We got to the church in time. Before leaving I thought it might be good if we went to lunch together instead of my going to Rotary at 1:00. She liked that. At lunch, she asked if she could have a glass of wine, and I said yes. We both had a glass. We took our time before going to the buffet. During that time she told me that she had called the neighbor to tell her she would need to take a shorter walk in order to get to the funeral. The neighbor told her to come by her house to get her. Kate couldn’t find her house and then got confused about how to get back home; so she never got to walk. She called her when she finally got back home.

At any rate we turned the whole thing around into a very special time for the two of us. We had a leisurely meal in a quiet place and let the worries drift away.

Other things were also going on this day. I had received a call from a hospital client on Friday asking me if I would interview 4 patients who had undergone bariatric surgery. I agreed to do so. My contact was to email me right after we spoke with information on the location for Tuesday morning (today) as well as an agenda for the interviews. I still had not heard from her when I left the office around 10:15 am. Late in the afternoon I picked up an email sent at 1:00 with location and times. Even later I got the interview guide.

In addition, I had talked with the admissions office at Mountain Valley on Friday about moving Dad from Hall 100 to Hall 200. She was supposed to call me yesterday morning. I called her, and she said she would get “right back” with me. She never called. I called near 3:00 p.m.The person with whom I had sphad gone for the day. The person I spoke with this time agreed to let me make the move even though the staff that handles moving would be gone for the day.

I went to Mountain Valley right away and took care of the move. It went smoothly. Dad has a new roommate that may work out better than the one he left simply because the old one stayed in the bathroom for an hour or more at a time. The new roommate appears to be a dementia patient who is not communicative.

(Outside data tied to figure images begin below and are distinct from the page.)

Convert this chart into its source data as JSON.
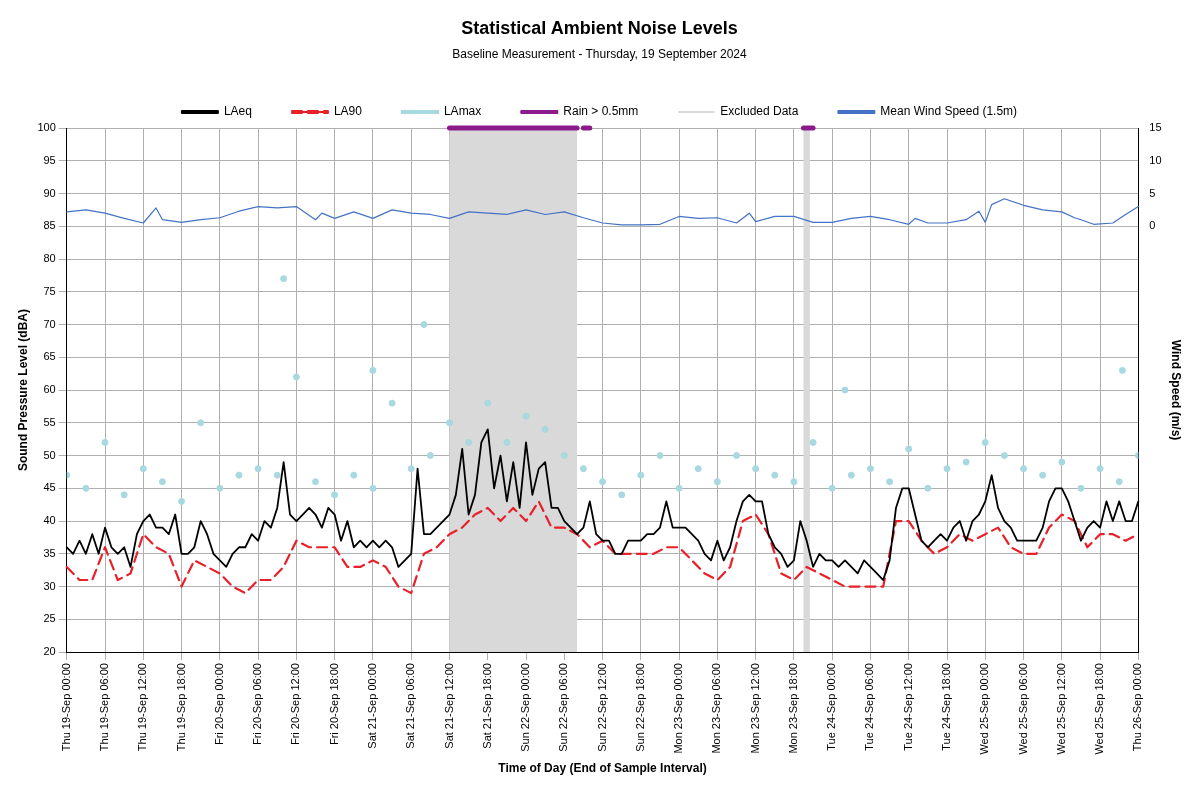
{
  "chart_data": {
    "type": "line",
    "title": "Statistical Ambient Noise Levels",
    "subtitle": "Baseline Measurement - Thursday, 19 September 2024",
    "xlabel": "Time of Day (End of Sample Interval)",
    "ylabel": "Sound Pressure Level (dBA)",
    "y2label": "Wind Speed (m/s)",
    "x": [
      "2024-09-19T00:00",
      "2024-09-19T01:00",
      "2024-09-19T02:00",
      "2024-09-19T03:00",
      "2024-09-19T04:00",
      "2024-09-19T05:00",
      "2024-09-19T06:00",
      "2024-09-19T07:00",
      "2024-09-19T08:00",
      "2024-09-19T09:00",
      "2024-09-19T10:00",
      "2024-09-19T11:00",
      "2024-09-19T12:00",
      "2024-09-19T13:00",
      "2024-09-19T14:00",
      "2024-09-19T15:00",
      "2024-09-19T16:00",
      "2024-09-19T17:00",
      "2024-09-19T18:00",
      "2024-09-19T19:00",
      "2024-09-19T20:00",
      "2024-09-19T21:00",
      "2024-09-19T22:00",
      "2024-09-19T23:00",
      "2024-09-20T00:00",
      "2024-09-20T01:00",
      "2024-09-20T02:00",
      "2024-09-20T03:00",
      "2024-09-20T04:00",
      "2024-09-20T05:00",
      "2024-09-20T06:00",
      "2024-09-20T07:00",
      "2024-09-20T08:00",
      "2024-09-20T09:00",
      "2024-09-20T10:00",
      "2024-09-20T11:00",
      "2024-09-20T12:00",
      "2024-09-20T13:00",
      "2024-09-20T14:00",
      "2024-09-20T15:00",
      "2024-09-20T16:00",
      "2024-09-20T17:00",
      "2024-09-20T18:00",
      "2024-09-20T19:00",
      "2024-09-20T20:00",
      "2024-09-20T21:00",
      "2024-09-20T22:00",
      "2024-09-20T23:00",
      "2024-09-21T00:00",
      "2024-09-21T01:00",
      "2024-09-21T02:00",
      "2024-09-21T03:00",
      "2024-09-21T04:00",
      "2024-09-21T05:00",
      "2024-09-21T06:00",
      "2024-09-21T07:00",
      "2024-09-21T08:00",
      "2024-09-21T09:00",
      "2024-09-21T10:00",
      "2024-09-21T11:00",
      "2024-09-21T12:00",
      "2024-09-21T13:00",
      "2024-09-21T14:00",
      "2024-09-21T15:00",
      "2024-09-21T16:00",
      "2024-09-21T17:00",
      "2024-09-21T18:00",
      "2024-09-21T19:00",
      "2024-09-21T20:00",
      "2024-09-21T21:00",
      "2024-09-21T22:00",
      "2024-09-21T23:00",
      "2024-09-22T00:00",
      "2024-09-22T01:00",
      "2024-09-22T02:00",
      "2024-09-22T03:00",
      "2024-09-22T04:00",
      "2024-09-22T05:00",
      "2024-09-22T06:00",
      "2024-09-22T07:00",
      "2024-09-22T08:00",
      "2024-09-22T09:00",
      "2024-09-22T10:00",
      "2024-09-22T11:00",
      "2024-09-22T12:00",
      "2024-09-22T13:00",
      "2024-09-22T14:00",
      "2024-09-22T15:00",
      "2024-09-22T16:00",
      "2024-09-22T17:00",
      "2024-09-22T18:00",
      "2024-09-22T19:00",
      "2024-09-22T20:00",
      "2024-09-22T21:00",
      "2024-09-22T22:00",
      "2024-09-22T23:00",
      "2024-09-23T00:00",
      "2024-09-23T01:00",
      "2024-09-23T02:00",
      "2024-09-23T03:00",
      "2024-09-23T04:00",
      "2024-09-23T05:00",
      "2024-09-23T06:00",
      "2024-09-23T07:00",
      "2024-09-23T08:00",
      "2024-09-23T09:00",
      "2024-09-23T10:00",
      "2024-09-23T11:00",
      "2024-09-23T12:00",
      "2024-09-23T13:00",
      "2024-09-23T14:00",
      "2024-09-23T15:00",
      "2024-09-23T16:00",
      "2024-09-23T17:00",
      "2024-09-23T18:00",
      "2024-09-23T19:00",
      "2024-09-23T20:00",
      "2024-09-23T21:00",
      "2024-09-23T22:00",
      "2024-09-23T23:00",
      "2024-09-24T00:00",
      "2024-09-24T01:00",
      "2024-09-24T02:00",
      "2024-09-24T03:00",
      "2024-09-24T04:00",
      "2024-09-24T05:00",
      "2024-09-24T06:00",
      "2024-09-24T07:00",
      "2024-09-24T08:00",
      "2024-09-24T09:00",
      "2024-09-24T10:00",
      "2024-09-24T11:00",
      "2024-09-24T12:00",
      "2024-09-24T13:00",
      "2024-09-24T14:00",
      "2024-09-24T15:00",
      "2024-09-24T16:00",
      "2024-09-24T17:00",
      "2024-09-24T18:00",
      "2024-09-24T19:00",
      "2024-09-24T20:00",
      "2024-09-24T21:00",
      "2024-09-24T22:00",
      "2024-09-24T23:00",
      "2024-09-25T00:00",
      "2024-09-25T01:00",
      "2024-09-25T02:00",
      "2024-09-25T03:00",
      "2024-09-25T04:00",
      "2024-09-25T05:00",
      "2024-09-25T06:00",
      "2024-09-25T07:00",
      "2024-09-25T08:00",
      "2024-09-25T09:00",
      "2024-09-25T10:00",
      "2024-09-25T11:00",
      "2024-09-25T12:00",
      "2024-09-25T13:00",
      "2024-09-25T14:00",
      "2024-09-25T15:00",
      "2024-09-25T16:00",
      "2024-09-25T17:00",
      "2024-09-25T18:00",
      "2024-09-25T19:00",
      "2024-09-25T20:00",
      "2024-09-25T21:00",
      "2024-09-25T22:00",
      "2024-09-25T23:00",
      "2024-09-26T00:00"
    ],
    "series": [
      {
        "name": "LAeq",
        "color": "#000000",
        "line_style": "solid",
        "values": [
          36,
          35,
          37,
          35,
          38,
          35,
          39,
          36,
          35,
          36,
          33,
          38,
          40,
          41,
          39,
          39,
          38,
          41,
          35,
          35,
          36,
          40,
          38,
          35,
          34,
          33,
          35,
          36,
          36,
          38,
          37,
          40,
          39,
          42,
          49,
          41,
          40,
          41,
          42,
          41,
          39,
          42,
          41,
          37,
          40,
          36,
          37,
          36,
          37,
          36,
          37,
          36,
          33,
          34,
          35,
          48,
          38,
          38,
          39,
          40,
          41,
          44,
          51,
          41,
          44,
          52,
          54,
          45,
          50,
          43,
          49,
          42,
          52,
          44,
          48,
          49,
          42,
          42,
          40,
          39,
          38,
          39,
          43,
          38,
          37,
          37,
          35,
          35,
          37,
          37,
          37,
          38,
          38,
          39,
          43,
          39,
          39,
          39,
          38,
          37,
          35,
          34,
          37,
          34,
          36,
          40,
          43,
          44,
          43,
          43,
          38,
          36,
          35,
          33,
          34,
          40,
          37,
          33,
          35,
          34,
          34,
          33,
          34,
          33,
          32,
          34,
          33,
          32,
          31,
          34,
          42,
          45,
          45,
          41,
          37,
          36,
          37,
          38,
          37,
          39,
          40,
          37,
          40,
          41,
          43,
          47,
          42,
          40,
          39,
          37,
          37,
          37,
          37,
          39,
          43,
          45,
          45,
          43,
          40,
          37,
          39,
          40,
          39,
          43,
          40,
          43,
          40,
          40,
          43
        ]
      },
      {
        "name": "LA90",
        "color": "#e8202a",
        "line_style": "dashed",
        "x": [
          "2024-09-19T00:00",
          "2024-09-19T02:00",
          "2024-09-19T04:00",
          "2024-09-19T06:00",
          "2024-09-19T08:00",
          "2024-09-19T10:00",
          "2024-09-19T12:00",
          "2024-09-19T14:00",
          "2024-09-19T16:00",
          "2024-09-19T18:00",
          "2024-09-19T20:00",
          "2024-09-19T22:00",
          "2024-09-20T00:00",
          "2024-09-20T02:00",
          "2024-09-20T04:00",
          "2024-09-20T06:00",
          "2024-09-20T08:00",
          "2024-09-20T10:00",
          "2024-09-20T12:00",
          "2024-09-20T14:00",
          "2024-09-20T16:00",
          "2024-09-20T18:00",
          "2024-09-20T20:00",
          "2024-09-20T22:00",
          "2024-09-21T00:00",
          "2024-09-21T02:00",
          "2024-09-21T04:00",
          "2024-09-21T06:00",
          "2024-09-21T08:00",
          "2024-09-21T10:00",
          "2024-09-21T12:00",
          "2024-09-21T14:00",
          "2024-09-21T16:00",
          "2024-09-21T18:00",
          "2024-09-21T20:00",
          "2024-09-21T22:00",
          "2024-09-22T00:00",
          "2024-09-22T02:00",
          "2024-09-22T04:00",
          "2024-09-22T06:00",
          "2024-09-22T08:00",
          "2024-09-22T10:00",
          "2024-09-22T12:00",
          "2024-09-22T14:00",
          "2024-09-22T16:00",
          "2024-09-22T18:00",
          "2024-09-22T20:00",
          "2024-09-22T22:00",
          "2024-09-23T00:00",
          "2024-09-23T02:00",
          "2024-09-23T04:00",
          "2024-09-23T06:00",
          "2024-09-23T08:00",
          "2024-09-23T10:00",
          "2024-09-23T12:00",
          "2024-09-23T14:00",
          "2024-09-23T16:00",
          "2024-09-23T18:00",
          "2024-09-23T20:00",
          "2024-09-23T22:00",
          "2024-09-24T00:00",
          "2024-09-24T02:00",
          "2024-09-24T04:00",
          "2024-09-24T06:00",
          "2024-09-24T08:00",
          "2024-09-24T10:00",
          "2024-09-24T12:00",
          "2024-09-24T14:00",
          "2024-09-24T16:00",
          "2024-09-24T18:00",
          "2024-09-24T20:00",
          "2024-09-24T22:00",
          "2024-09-25T00:00",
          "2024-09-25T02:00",
          "2024-09-25T04:00",
          "2024-09-25T06:00",
          "2024-09-25T08:00",
          "2024-09-25T10:00",
          "2024-09-25T12:00",
          "2024-09-25T14:00",
          "2024-09-25T16:00",
          "2024-09-25T18:00",
          "2024-09-25T20:00",
          "2024-09-25T22:00",
          "2024-09-26T00:00"
        ],
        "values": [
          33,
          31,
          31,
          36,
          31,
          32,
          38,
          36,
          35,
          30,
          34,
          33,
          32,
          30,
          29,
          31,
          31,
          33,
          37,
          36,
          36,
          36,
          33,
          33,
          34,
          33,
          30,
          29,
          35,
          36,
          38,
          39,
          41,
          42,
          40,
          42,
          40,
          43,
          39,
          39,
          38,
          36,
          37,
          35,
          35,
          35,
          35,
          36,
          36,
          34,
          32,
          31,
          33,
          40,
          41,
          38,
          32,
          31,
          33,
          32,
          31,
          30,
          30,
          30,
          30,
          40,
          40,
          37,
          35,
          36,
          38,
          37,
          38,
          39,
          36,
          35,
          35,
          39,
          41,
          40,
          36,
          38,
          38,
          37,
          38
        ]
      },
      {
        "name": "LAmax",
        "type": "scatter",
        "color": "#a8d8e0",
        "marker": "circle",
        "x": [
          "2024-09-19T00:00",
          "2024-09-19T03:00",
          "2024-09-19T06:00",
          "2024-09-19T09:00",
          "2024-09-19T12:00",
          "2024-09-19T15:00",
          "2024-09-19T18:00",
          "2024-09-19T21:00",
          "2024-09-20T00:00",
          "2024-09-20T03:00",
          "2024-09-20T06:00",
          "2024-09-20T09:00",
          "2024-09-20T10:00",
          "2024-09-20T12:00",
          "2024-09-20T15:00",
          "2024-09-20T18:00",
          "2024-09-20T21:00",
          "2024-09-21T00:00",
          "2024-09-21T00:00",
          "2024-09-21T03:00",
          "2024-09-21T06:00",
          "2024-09-21T08:00",
          "2024-09-21T09:00",
          "2024-09-21T12:00",
          "2024-09-21T15:00",
          "2024-09-21T18:00",
          "2024-09-21T21:00",
          "2024-09-22T00:00",
          "2024-09-22T03:00",
          "2024-09-22T06:00",
          "2024-09-22T09:00",
          "2024-09-22T12:00",
          "2024-09-22T15:00",
          "2024-09-22T18:00",
          "2024-09-22T21:00",
          "2024-09-23T00:00",
          "2024-09-23T03:00",
          "2024-09-23T06:00",
          "2024-09-23T09:00",
          "2024-09-23T12:00",
          "2024-09-23T15:00",
          "2024-09-23T18:00",
          "2024-09-23T21:00",
          "2024-09-24T00:00",
          "2024-09-24T02:00",
          "2024-09-24T03:00",
          "2024-09-24T06:00",
          "2024-09-24T09:00",
          "2024-09-24T12:00",
          "2024-09-24T15:00",
          "2024-09-24T18:00",
          "2024-09-24T21:00",
          "2024-09-25T00:00",
          "2024-09-25T03:00",
          "2024-09-25T06:00",
          "2024-09-25T09:00",
          "2024-09-25T12:00",
          "2024-09-25T15:00",
          "2024-09-25T18:00",
          "2024-09-25T21:00",
          "2024-09-25T21:30",
          "2024-09-26T00:00"
        ],
        "values": [
          47,
          45,
          52,
          44,
          48,
          46,
          43,
          55,
          45,
          47,
          48,
          47,
          77,
          62,
          46,
          44,
          47,
          45,
          63,
          58,
          48,
          70,
          50,
          55,
          52,
          58,
          52,
          56,
          54,
          50,
          48,
          46,
          44,
          47,
          50,
          45,
          48,
          46,
          50,
          48,
          47,
          46,
          52,
          45,
          60,
          47,
          48,
          46,
          51,
          45,
          48,
          49,
          52,
          50,
          48,
          47,
          49,
          45,
          48,
          46,
          63,
          50
        ]
      },
      {
        "name": "Rain > 0.5mm",
        "color": "#8b1a8b",
        "line_style": "solid",
        "x": [
          "2024-09-21T12:00",
          "2024-09-22T08:00",
          "2024-09-22T08:30",
          "2024-09-22T09:00",
          "2024-09-22T10:00",
          "2024-09-22T10:30",
          "2024-09-23T19:30",
          "2024-09-23T21:00"
        ],
        "values": [
          100,
          100,
          null,
          100,
          100,
          null,
          100,
          100
        ]
      },
      {
        "name": "Mean Wind Speed (1.5m)",
        "color": "#4472c4",
        "line_style": "solid",
        "axis": "y2",
        "x": [
          "2024-09-19T00:00",
          "2024-09-19T03:00",
          "2024-09-19T06:00",
          "2024-09-19T09:00",
          "2024-09-19T12:00",
          "2024-09-19T14:00",
          "2024-09-19T15:00",
          "2024-09-19T18:00",
          "2024-09-19T21:00",
          "2024-09-20T00:00",
          "2024-09-20T03:00",
          "2024-09-20T06:00",
          "2024-09-20T09:00",
          "2024-09-20T12:00",
          "2024-09-20T15:00",
          "2024-09-20T16:00",
          "2024-09-20T18:00",
          "2024-09-20T21:00",
          "2024-09-21T00:00",
          "2024-09-21T03:00",
          "2024-09-21T06:00",
          "2024-09-21T09:00",
          "2024-09-21T12:00",
          "2024-09-21T15:00",
          "2024-09-21T18:00",
          "2024-09-21T21:00",
          "2024-09-22T00:00",
          "2024-09-22T03:00",
          "2024-09-22T06:00",
          "2024-09-22T09:00",
          "2024-09-22T12:00",
          "2024-09-22T15:00",
          "2024-09-22T18:00",
          "2024-09-22T21:00",
          "2024-09-23T00:00",
          "2024-09-23T03:00",
          "2024-09-23T06:00",
          "2024-09-23T09:00",
          "2024-09-23T11:00",
          "2024-09-23T12:00",
          "2024-09-23T15:00",
          "2024-09-23T18:00",
          "2024-09-23T21:00",
          "2024-09-24T00:00",
          "2024-09-24T03:00",
          "2024-09-24T06:00",
          "2024-09-24T09:00",
          "2024-09-24T12:00",
          "2024-09-24T13:00",
          "2024-09-24T15:00",
          "2024-09-24T18:00",
          "2024-09-24T21:00",
          "2024-09-24T23:00",
          "2024-09-25T00:00",
          "2024-09-25T01:00",
          "2024-09-25T03:00",
          "2024-09-25T06:00",
          "2024-09-25T09:00",
          "2024-09-25T12:00",
          "2024-09-25T14:00",
          "2024-09-25T15:00",
          "2024-09-25T17:00",
          "2024-09-25T20:00",
          "2024-09-25T22:00",
          "2024-09-26T00:00"
        ],
        "values": [
          2.2,
          2.5,
          2,
          1.2,
          0.5,
          2.8,
          1,
          0.6,
          1,
          1.3,
          2.3,
          3,
          2.8,
          3,
          1,
          2,
          1.2,
          2.2,
          1.2,
          2.5,
          2,
          1.8,
          1.2,
          2.2,
          2,
          1.8,
          2.5,
          1.8,
          2.2,
          1.3,
          0.5,
          0.2,
          0.2,
          0.3,
          1.5,
          1.2,
          1.3,
          0.5,
          2,
          0.7,
          1.5,
          1.5,
          0.6,
          0.6,
          1.2,
          1.5,
          1,
          0.3,
          1.2,
          0.5,
          0.5,
          1,
          2.3,
          0.6,
          3.3,
          4.2,
          3.2,
          2.5,
          2.2,
          1.3,
          1,
          0.3,
          0.5,
          1.8,
          3
        ]
      }
    ],
    "bands": [
      {
        "axis": "x",
        "from": "2024-09-21T12:00",
        "to": "2024-09-22T08:00",
        "label": "Excluded Data",
        "color": "#d9d9d9"
      },
      {
        "axis": "x",
        "from": "2024-09-23T19:30",
        "to": "2024-09-23T20:30",
        "color": "#d9d9d9"
      }
    ],
    "xlim": [
      "2024-09-19T00:00",
      "2024-09-26T00:00"
    ],
    "xticks": [
      {
        "value": "2024-09-19T00:00",
        "label": "Thu 19-Sep 00:00"
      },
      {
        "value": "2024-09-19T06:00",
        "label": "Thu 19-Sep 06:00"
      },
      {
        "value": "2024-09-19T12:00",
        "label": "Thu 19-Sep 12:00"
      },
      {
        "value": "2024-09-19T18:00",
        "label": "Thu 19-Sep 18:00"
      },
      {
        "value": "2024-09-20T00:00",
        "label": "Fri 20-Sep 00:00"
      },
      {
        "value": "2024-09-20T06:00",
        "label": "Fri 20-Sep 06:00"
      },
      {
        "value": "2024-09-20T12:00",
        "label": "Fri 20-Sep 12:00"
      },
      {
        "value": "2024-09-20T18:00",
        "label": "Fri 20-Sep 18:00"
      },
      {
        "value": "2024-09-21T00:00",
        "label": "Sat 21-Sep 00:00"
      },
      {
        "value": "2024-09-21T06:00",
        "label": "Sat 21-Sep 06:00"
      },
      {
        "value": "2024-09-21T12:00",
        "label": "Sat 21-Sep 12:00"
      },
      {
        "value": "2024-09-21T18:00",
        "label": "Sat 21-Sep 18:00"
      },
      {
        "value": "2024-09-22T00:00",
        "label": "Sun 22-Sep 00:00"
      },
      {
        "value": "2024-09-22T06:00",
        "label": "Sun 22-Sep 06:00"
      },
      {
        "value": "2024-09-22T12:00",
        "label": "Sun 22-Sep 12:00"
      },
      {
        "value": "2024-09-22T18:00",
        "label": "Sun 22-Sep 18:00"
      },
      {
        "value": "2024-09-23T00:00",
        "label": "Mon 23-Sep 00:00"
      },
      {
        "value": "2024-09-23T06:00",
        "label": "Mon 23-Sep 06:00"
      },
      {
        "value": "2024-09-23T12:00",
        "label": "Mon 23-Sep 12:00"
      },
      {
        "value": "2024-09-23T18:00",
        "label": "Mon 23-Sep 18:00"
      },
      {
        "value": "2024-09-24T00:00",
        "label": "Tue 24-Sep 00:00"
      },
      {
        "value": "2024-09-24T06:00",
        "label": "Tue 24-Sep 06:00"
      },
      {
        "value": "2024-09-24T12:00",
        "label": "Tue 24-Sep 12:00"
      },
      {
        "value": "2024-09-24T18:00",
        "label": "Tue 24-Sep 18:00"
      },
      {
        "value": "2024-09-25T00:00",
        "label": "Wed 25-Sep 00:00"
      },
      {
        "value": "2024-09-25T06:00",
        "label": "Wed 25-Sep 06:00"
      },
      {
        "value": "2024-09-25T12:00",
        "label": "Wed 25-Sep 12:00"
      },
      {
        "value": "2024-09-25T18:00",
        "label": "Wed 25-Sep 18:00"
      },
      {
        "value": "2024-09-26T00:00",
        "label": "Thu 26-Sep 00:00"
      }
    ],
    "ylim": [
      20,
      100
    ],
    "yticks": [
      20,
      25,
      30,
      35,
      40,
      45,
      50,
      55,
      60,
      65,
      70,
      75,
      80,
      85,
      90,
      95,
      100
    ],
    "y2lim": [
      -65,
      15
    ],
    "y2ticks": [
      0,
      5,
      10,
      15
    ],
    "grid": true,
    "legend": "top"
  }
}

Dad, by the way, has not fully recovered from his fall a couple of weeks ago. He seems more confused and less like himself. He is eating reasonably well and is able to talk with you all right except for not hearing well.

On top of all this I am also mentally preparing for 8 weekly meetings with a small group I am leading at the church. We start tomorrow night. This will not be hard. It is simply a responsibility that I am not too eager to undertake at this time.